Procedimento sbagliato per tutti i poeti, e sopra tutti per Rimbaud, rivolgersi alla vita per interpretare l’opera, anche quando poesia e vita sono inestricabilmente intrecciate.
La cosa giusta l’ha fatta Alain Borer che, nel centenario della morte di Rimbaud, ha puntigliosamente ricostruito la cronologia dei testi rimbaldiani, pubblicando l’ Oeuvre- vie (Arléa, 1991), l’«Opera-vita» che consente di cogliere l’arco letterario ed esistenziale del poeta che non risulta quando si leggono separatamente le poesie infantili, poi la Raccolta Demeny, poi Une saison en enfer, poi le Illuminations, poi le lettere, e così via fino alle corrispondenze dall’Africa.
Percepire la scansione delle liriche contestualizzate dalle lettere (talvolta quasi autocommenti) è fondamentale.
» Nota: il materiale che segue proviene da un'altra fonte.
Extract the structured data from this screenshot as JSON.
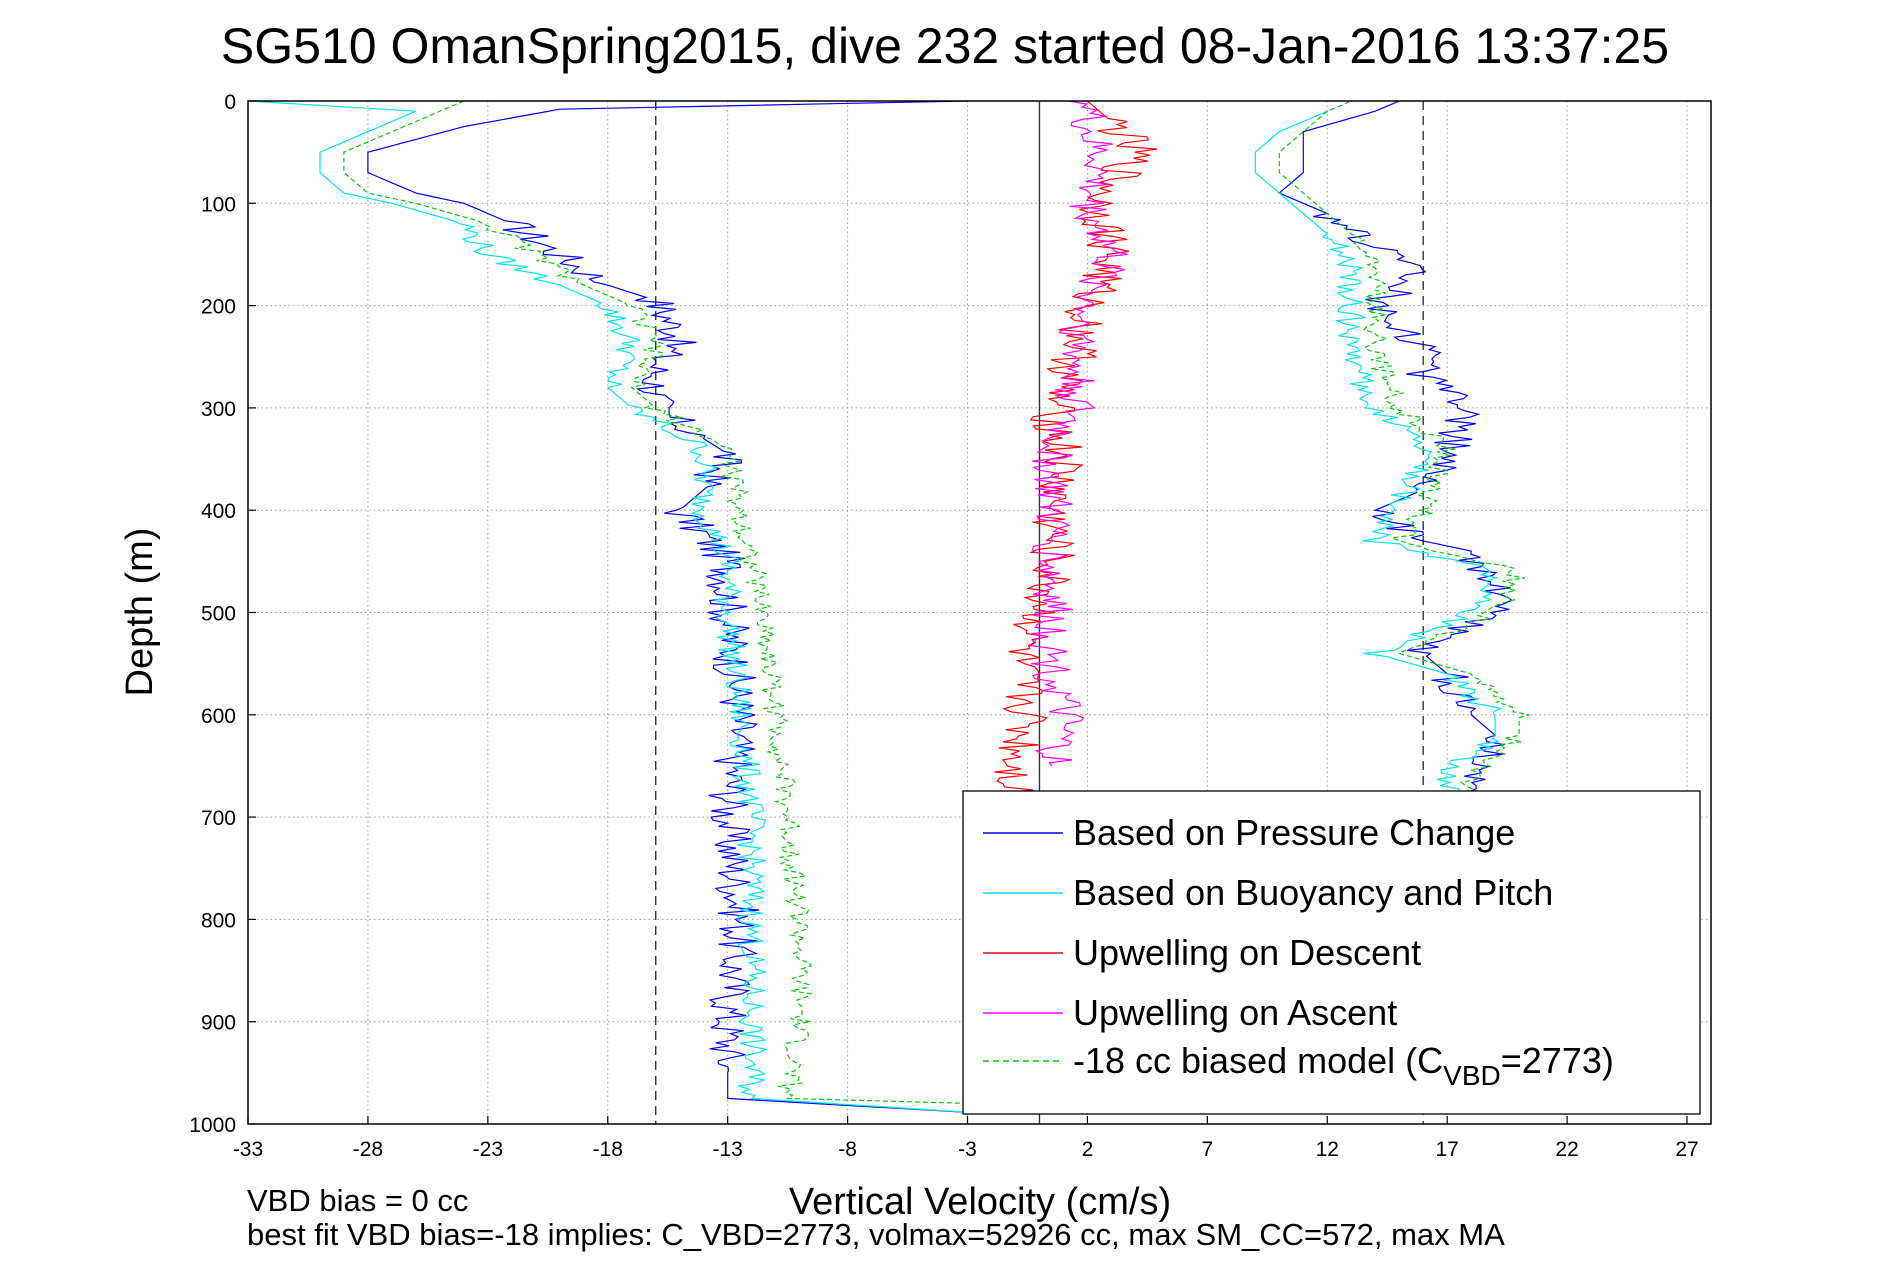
{
  "chart_data": {
    "type": "line",
    "title": "SG510 OmanSpring2015, dive 232 started 08-Jan-2016 13:37:25",
    "xlabel": "Vertical Velocity (cm/s)",
    "ylabel": "Depth (m)",
    "xlim": [
      -33,
      28
    ],
    "ylim": [
      1000,
      0
    ],
    "y_reversed": true,
    "grid": true,
    "x_ticks": [
      "-33",
      "-28",
      "-23",
      "-18",
      "-13",
      "-8",
      "-3",
      "2",
      "7",
      "12",
      "17",
      "22",
      "27"
    ],
    "x_tick_values": [
      -33,
      -28,
      -23,
      -18,
      -13,
      -8,
      -3,
      2,
      7,
      12,
      17,
      22,
      27
    ],
    "y_ticks": [
      "0",
      "100",
      "200",
      "300",
      "400",
      "500",
      "600",
      "700",
      "800",
      "900",
      "1000"
    ],
    "y_tick_values": [
      0,
      100,
      200,
      300,
      400,
      500,
      600,
      700,
      800,
      900,
      1000
    ],
    "reference_lines": [
      {
        "x": -16,
        "style": "dashed"
      },
      {
        "x": 0,
        "style": "solid"
      },
      {
        "x": 16,
        "style": "dashed"
      }
    ],
    "legend_position": "bottom-right",
    "legend": [
      {
        "label": "Based on Pressure Change",
        "color": "#0000ff",
        "dash": false
      },
      {
        "label": "Based on Buoyancy and Pitch",
        "color": "#00e5ee",
        "dash": false
      },
      {
        "label": "Upwelling on Descent",
        "color": "#ff0000",
        "dash": false
      },
      {
        "label": "Upwelling on Ascent",
        "color": "#ff00ff",
        "dash": false
      },
      {
        "label": "-18 cc biased model (C",
        "sub": "VBD",
        "suffix": "=2773)",
        "color": "#00cc00",
        "dash": true
      }
    ],
    "series": [
      {
        "name": "Based on Pressure Change",
        "color": "#0000ff",
        "depth": [
          0,
          8,
          25,
          50,
          70,
          90,
          100,
          120,
          150,
          180,
          195,
          230,
          260,
          300,
          330,
          345,
          380,
          400,
          450,
          500,
          600,
          700,
          800,
          900,
          950,
          975,
          990
        ],
        "values": [
          -3,
          -20,
          -24,
          -28,
          -28,
          -26,
          -24,
          -22,
          -20,
          -18,
          -16,
          -15,
          -16,
          -16,
          -14,
          -13,
          -14,
          -15,
          -13,
          -13,
          -12.5,
          -13,
          -12.5,
          -13,
          -13,
          -13,
          -2
        ]
      },
      {
        "name": "Based on Pressure Change",
        "color": "#0000ff",
        "depth": [
          990,
          985,
          970,
          950,
          900,
          800,
          700,
          660,
          620,
          600,
          560,
          540,
          500,
          470,
          440,
          430,
          400,
          380,
          340,
          300,
          270,
          240,
          200,
          170,
          140,
          110,
          90,
          70,
          50,
          30,
          10,
          0
        ],
        "values": [
          13,
          17,
          17,
          18,
          18,
          18,
          18,
          18,
          19,
          18,
          17,
          16,
          19,
          19,
          18,
          16,
          14,
          16,
          17,
          18,
          16,
          16,
          14,
          16,
          14,
          12,
          10,
          11,
          11,
          11,
          14,
          15
        ]
      },
      {
        "name": "Based on Buoyancy and Pitch",
        "color": "#00e5ee",
        "depth": [
          0,
          10,
          30,
          50,
          70,
          90,
          100,
          120,
          150,
          180,
          200,
          240,
          280,
          300,
          340,
          400,
          450,
          500,
          600,
          700,
          800,
          900,
          975,
          990
        ],
        "values": [
          -33,
          -26,
          -28,
          -30,
          -30,
          -29,
          -27,
          -24,
          -23,
          -20,
          -18,
          -17,
          -18,
          -17,
          -14,
          -14,
          -13,
          -13,
          -12.5,
          -12,
          -12,
          -12,
          -12,
          -2
        ]
      },
      {
        "name": "Based on Buoyancy and Pitch",
        "color": "#00e5ee",
        "depth": [
          990,
          970,
          900,
          800,
          700,
          660,
          620,
          600,
          560,
          540,
          500,
          460,
          430,
          400,
          340,
          300,
          250,
          200,
          160,
          130,
          110,
          90,
          70,
          50,
          30,
          10
        ],
        "values": [
          13,
          17,
          17,
          17,
          17,
          17,
          19,
          19,
          17,
          14,
          18,
          19,
          14,
          15,
          16,
          14,
          13,
          13,
          13,
          12,
          11,
          10,
          9,
          9,
          10,
          12
        ]
      },
      {
        "name": "Upwelling on Descent",
        "color": "#ff0000",
        "depth": [
          0,
          20,
          50,
          100,
          150,
          200,
          250,
          300,
          350,
          400,
          450,
          500,
          550,
          600,
          650,
          700,
          800,
          900,
          980
        ],
        "values": [
          2,
          3,
          4,
          2.5,
          3,
          2,
          1.5,
          0.5,
          1,
          0.5,
          0.5,
          0,
          -1,
          -0.5,
          -1,
          -1,
          -1,
          -1,
          -0.5
        ]
      },
      {
        "name": "Upwelling on Ascent",
        "color": "#ff00ff",
        "depth": [
          0,
          30,
          60,
          100,
          150,
          200,
          250,
          300,
          340,
          400,
          450,
          500,
          550,
          600,
          650
        ],
        "values": [
          2,
          2,
          2.5,
          2,
          3,
          2,
          1.5,
          1.5,
          0.5,
          0.5,
          0.5,
          0.5,
          0.5,
          1,
          0.5
        ]
      },
      {
        "name": "-18 cc biased model (CVBD=2773)",
        "color": "#00cc00",
        "dash": true,
        "depth": [
          0,
          10,
          30,
          50,
          70,
          90,
          100,
          120,
          150,
          180,
          200,
          240,
          280,
          300,
          340,
          400,
          450,
          500,
          600,
          700,
          800,
          900,
          975,
          990
        ],
        "values": [
          -24,
          -25,
          -27,
          -29,
          -29,
          -28,
          -26,
          -23,
          -21,
          -19,
          -17,
          -16,
          -17,
          -16,
          -13,
          -12.5,
          -12,
          -11.5,
          -11,
          -10.5,
          -10,
          -10,
          -10.5,
          13
        ]
      },
      {
        "name": "-18 cc biased model (CVBD=2773)",
        "color": "#00cc00",
        "dash": true,
        "depth": [
          990,
          970,
          900,
          800,
          700,
          660,
          620,
          600,
          560,
          540,
          500,
          460,
          430,
          400,
          340,
          300,
          250,
          200,
          160,
          130,
          110,
          90,
          70,
          50,
          30,
          10,
          0
        ],
        "values": [
          16,
          18,
          18,
          18,
          18,
          18,
          20,
          20,
          18,
          15,
          19,
          20,
          15,
          16,
          17,
          15,
          14,
          14,
          14,
          13,
          12,
          11,
          10,
          10,
          11,
          12,
          13
        ]
      }
    ]
  },
  "footer": {
    "line1": "VBD bias = 0 cc",
    "line2": "best fit VBD bias=-18 implies: C_VBD=2773, volmax=52926 cc, max SM_CC=572, max MA"
  }
}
Insomma, dopo le innumerevoli testimonianze dei famigliari, degli amici, di Verlaine, di Claudel, dopo i più o meno romanzati abbozzi biografici che culmineranno nella biografia freudiana di Enid Starkie (1938), dopo gli sterminati approfondimenti critici (da noi il primo ad occuparsi seriamente di Rimbaud fu Ardengo Soffici, nel 1911), ecco la nuova biografia di Edmund White, La doppia vita di Rimbaud (Minimum fax, pp. 192, euro 14).
L’«originalità» sta nel fatto che White, gay dichiarato, esperto di tematiche omosessuali nei suoi romanzi e nelle biografie di Jean Genet e di Marcel Proust, sembra voler considerare Rimbaud come una sorta di collega illustre il cui esempio «satanico» abbia influenzato la «meschinità» di White medesimo, allorché, «adolescente gay infelice» fece radiare un suo insegnante accusandolo di pedofilia, senza precisare che l’oggetto delle attenzioni del docente era proprio lui.
Rimbaud grande poeta perché omosessuale come il biografo? Certo, la relazione di Rimbaud con Verlaine è notoria e oggettiva, ma, proprio per confermare che la biografia non basta a spiegare l’opera, gli oggetti amorosi nella poesia di Rimbaud sono sempre femminili, come ha mostrato Jean-Luc Steinmetz in Le donne di Rimbaud, uscita in Francia nel 2000 e tradotta dal Melangolo nel 2006. E l’opera che più esplicitamente si riferisce al legame con Verlaine, la Saison, appunto, nasce dalla decisione di rompere e rinnegare quel legame, scegliendo la solitudine di «possedere la verità in un’anima e in un corpo».
White non aggiunge nulla di Rimbaud che già non si sappia, e verso la fine tira un po’ via. È certo impossibile addurre novità su un autore tanto esplorato, ma singolare è l’opacità critica del nuovo biografo: per esempio, egli riporta per intero Génie, forse l’ultima delle Illuminations, limitandosi a definirla «ombrosa, onirica, ispiratrice, indecifrabile», mentre l’interpretazione cristica (di un Cristo forse venturo) che ne ha dato André Thisse in Rimbaud devant Dieu (1975) è salda e riportata dai migliori commentatori, per esempio dal sorboniano Pierre Brunel, che ha curato l’opera omnia di Rimbaud per La Pochothèque (1999).
In ogni caso, per conoscere Rimbaud bisogna leggere le poesie di Rimbaud. Se proprio ci si vuole affidare a una biografia recente, è disponibile Rimbaud. Vita e opere di un poeta maledetto, di Graham Robb (Carocci Editore, Roma 2002). La più completa è quella di Claude Jeancolas, intitolata semplicemente Rimbaud (Grandes biographies Flammarion, 1999), le cui 754 pagine però spaventano gli editori italiani.
Del resto, Rimbaud bisogna leggerlo in francese. Jeancolas ha pubblicato otto libri su Rimbaud, fra cui l’utilissimo Dictionaire Rimbaud (Balland, 1991), e L’Afrique de Rimbaud ( Textuel, 1999) libro di grande formato con struggenti fotografie d’epoca.